Protein-coding gene in humans

Beta-1,4-galactosyltransferase 2 is an enzyme that in humans is encoded by the B4GALT2 gene.

This gene is one of seven beta-1,4-galactosyltransferase (beta4GalT) genes. They encode type II membrane-bound glycoproteins that appear to have exclusive specificity for the donor substrate UDP-galactose; all transfer galactose in a beta1,4 linkage to similar acceptor sugars: GlcNAc, Glc, and Xyl. Each beta4GalT has a distinct function in the biosynthesis of different glycoconjugates and saccharide structures. As type II membrane proteins, they have an N-terminal hydrophobic signal sequence that directs the protein to the Golgi apparatus and which then remains uncleaved to function as a transmembrane anchor.
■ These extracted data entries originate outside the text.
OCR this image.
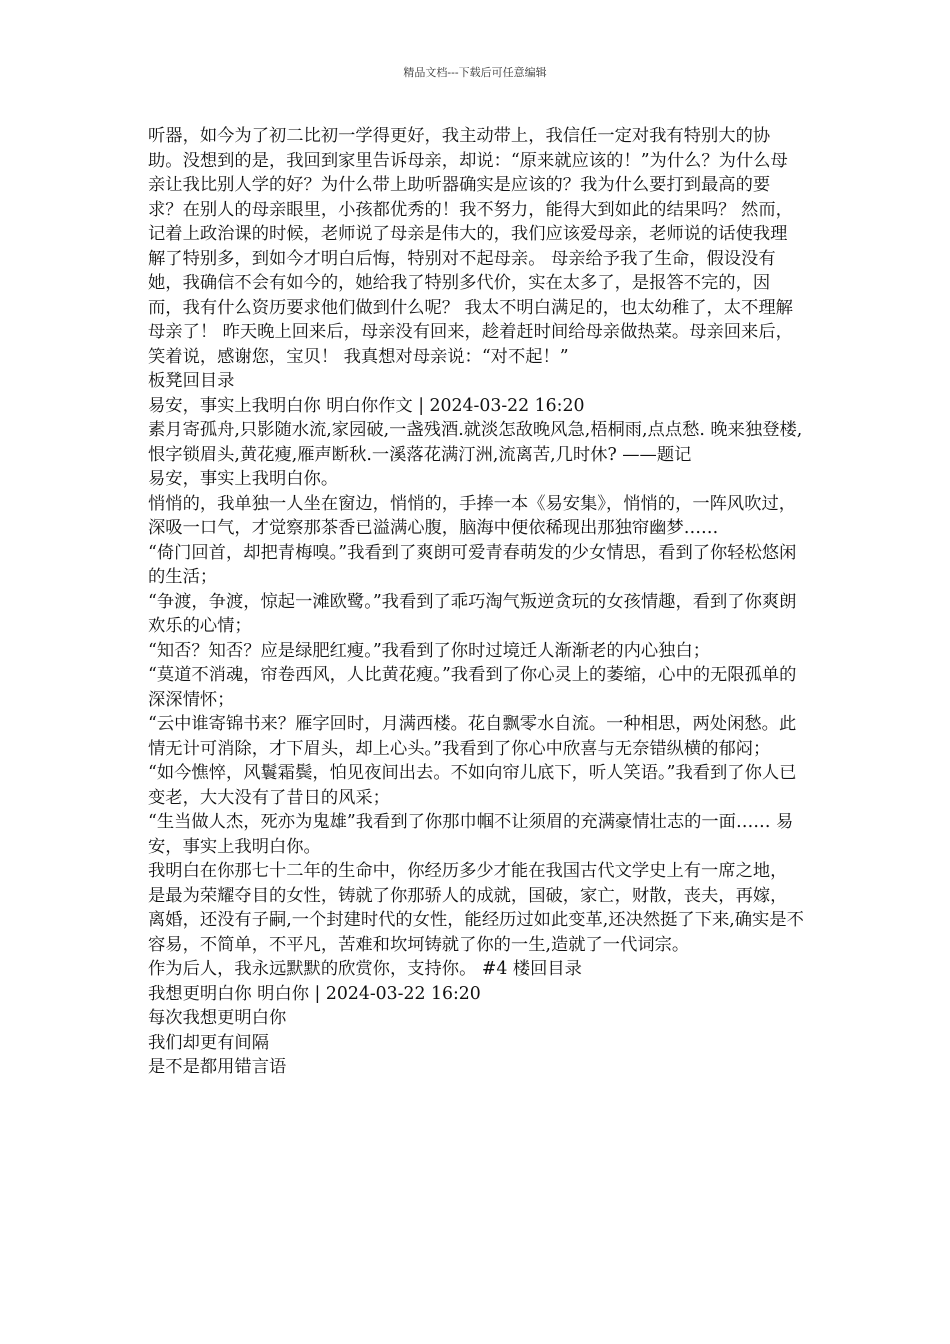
精品文档---下载后可任意编辑

听器，如今为了初二比初一学得更好，我主动带上，我信任一定对我有特别大的协助。没想到的是，我回到家里告诉母亲，却说：“原来就应该的！”为什么？为什么母亲让我比别人学的好？为什么带上助听器确实是应该的？我为什么要打到最高的要求？在别人的母亲眼里，小孩都优秀的！我不努力，能得大到如此的结果吗？ 然而，记着上政治课的时候，老师说了母亲是伟大的，我们应该爱母亲，老师说的话使我理解了特别多，到如今才明白后悔，特别对不起母亲。 母亲给予我了生命，假设没有她，我确信不会有如今的，她给我了特别多代价，实在太多了，是报答不完的，因而，我有什么资历要求他们做到什么呢？ 我太不明白满足的，也太幼稚了，太不理解母亲了！ 昨天晚上回来后，母亲没有回来，趁着赶时间给母亲做热菜。母亲回来后，笑着说，感谢您，宝贝！ 我真想对母亲说：“对不起！”

板凳回目录

易安，事实上我明白你 明白你作文 | 2024-03-22 16:20

素月寄孤舟,只影随水流,家园破,一盏残酒.就淡怎敌晚风急,梧桐雨,点点愁. 晚来独登楼,恨字锁眉头,黄花瘦,雁声断秋.一溪落花满汀洲,流离苦,几时休? ——题记

易安，事实上我明白你。

悄悄的，我单独一人坐在窗边，悄悄的，手捧一本《易安集》，悄悄的，一阵风吹过，深吸一口气，才觉察那茶香已溢满心腹，脑海中便依稀现出那独帘幽梦……

“倚门回首，却把青梅嗅。”我看到了爽朗可爱青春萌发的少女情思，看到了你轻松悠闲的生活；

“争渡，争渡，惊起一滩欧鹭。”我看到了乖巧淘气叛逆贪玩的女孩情趣，看到了你爽朗欢乐的心情；

“知否？知否？应是绿肥红瘦。”我看到了你时过境迁人渐渐老的内心独白；

“莫道不消魂，帘卷西风，人比黄花瘦。”我看到了你心灵上的萎缩，心中的无限孤单的深深情怀；

“云中谁寄锦书来？雁字回时，月满西楼。花自飘零水自流。一种相思，两处闲愁。此情无计可消除，才下眉头，却上心头。”我看到了你心中欣喜与无奈错纵横的郁闷；

“如今憔悴，风鬟霜鬓，怕见夜间出去。不如向帘儿底下，听人笑语。”我看到了你人已变老，大大没有了昔日的风采；

“生当做人杰，死亦为鬼雄”我看到了你那巾帼不让须眉的充满豪情壮志的一面…… 易安，事实上我明白你。

我明白在你那七十二年的生命中，你经历多少才能在我国古代文学史上有一席之地，是最为荣耀夺目的女性，铸就了你那骄人的成就，国破，家亡，财散，丧夫，再嫁，离婚，还没有子嗣,一个封建时代的女性，能经历过如此变革,还决然挺了下来,确实是不容易，不简单，不平凡，苦难和坎坷铸就了你的一生,造就了一代词宗。

作为后人，我永远默默的欣赏你，支持你。 #4 楼回目录

我想更明白你 明白你 | 2024-03-22 16:20

每次我想更明白你

我们却更有间隔

是不是都用错言语
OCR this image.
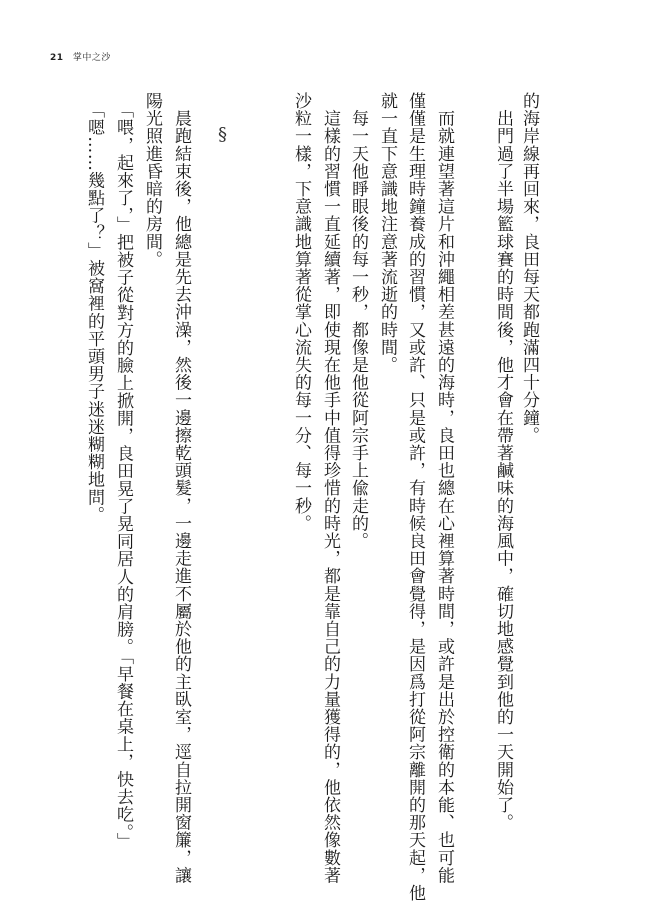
21 掌中之沙
的海岸線再回來，良田每天都跑滿四十分鐘。
　出門過了半場籃球賽的時間後，他才會在帶著鹹味的海風中，確切地感覺到他的一天開始了。
　而就連望著這片和沖繩相差甚遠的海時，良田也總在心裡算著時間，或許是出於控衛的本能、也可能
僅僅是生理時鐘養成的習慣，又或許、只是或許，有時候良田會覺得，是因爲打從阿宗離開的那天起，他
就一直下意識地注意著流逝的時間。
　每一天他睜眼後的每一秒，都像是他從阿宗手上偸走的。
　這樣的習慣一直延續著，即使現在他手中值得珍惜的時光，都是靠自己的力量獲得的，他依然像數著
沙粒一樣，下意識地算著從掌心流失的每一分、每一秒。
§
　晨跑結束後，他總是先去沖澡，然後一邊擦乾頭髮，一邊走進不屬於他的主臥室，逕自拉開窗簾，讓
陽光照進昏暗的房間。
　「喂，起來了，」把被子從對方的臉上掀開，良田晃了晃同居人的肩膀。「早餐在桌上，快去吃。」
　「嗯……幾點了？」被窩裡的平頭男子迷迷糊糊地問。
By sequence similarity, the beta4GalTs form four groups: beta4GalT1 and beta4GalT2, beta4GalT3 and beta4GalT4, beta4GalT5 and beta4GalT6, and beta4GalT7. The enzyme encoded by this gene synthesizes N-acetyllactosamine in glycolipids and glycoproteins. Its substrate specificity is affected by alpha-lactalbumin but it is not expressed in lactating mammary tissue. Two transcript variants encoding the same protein have been found for this gene.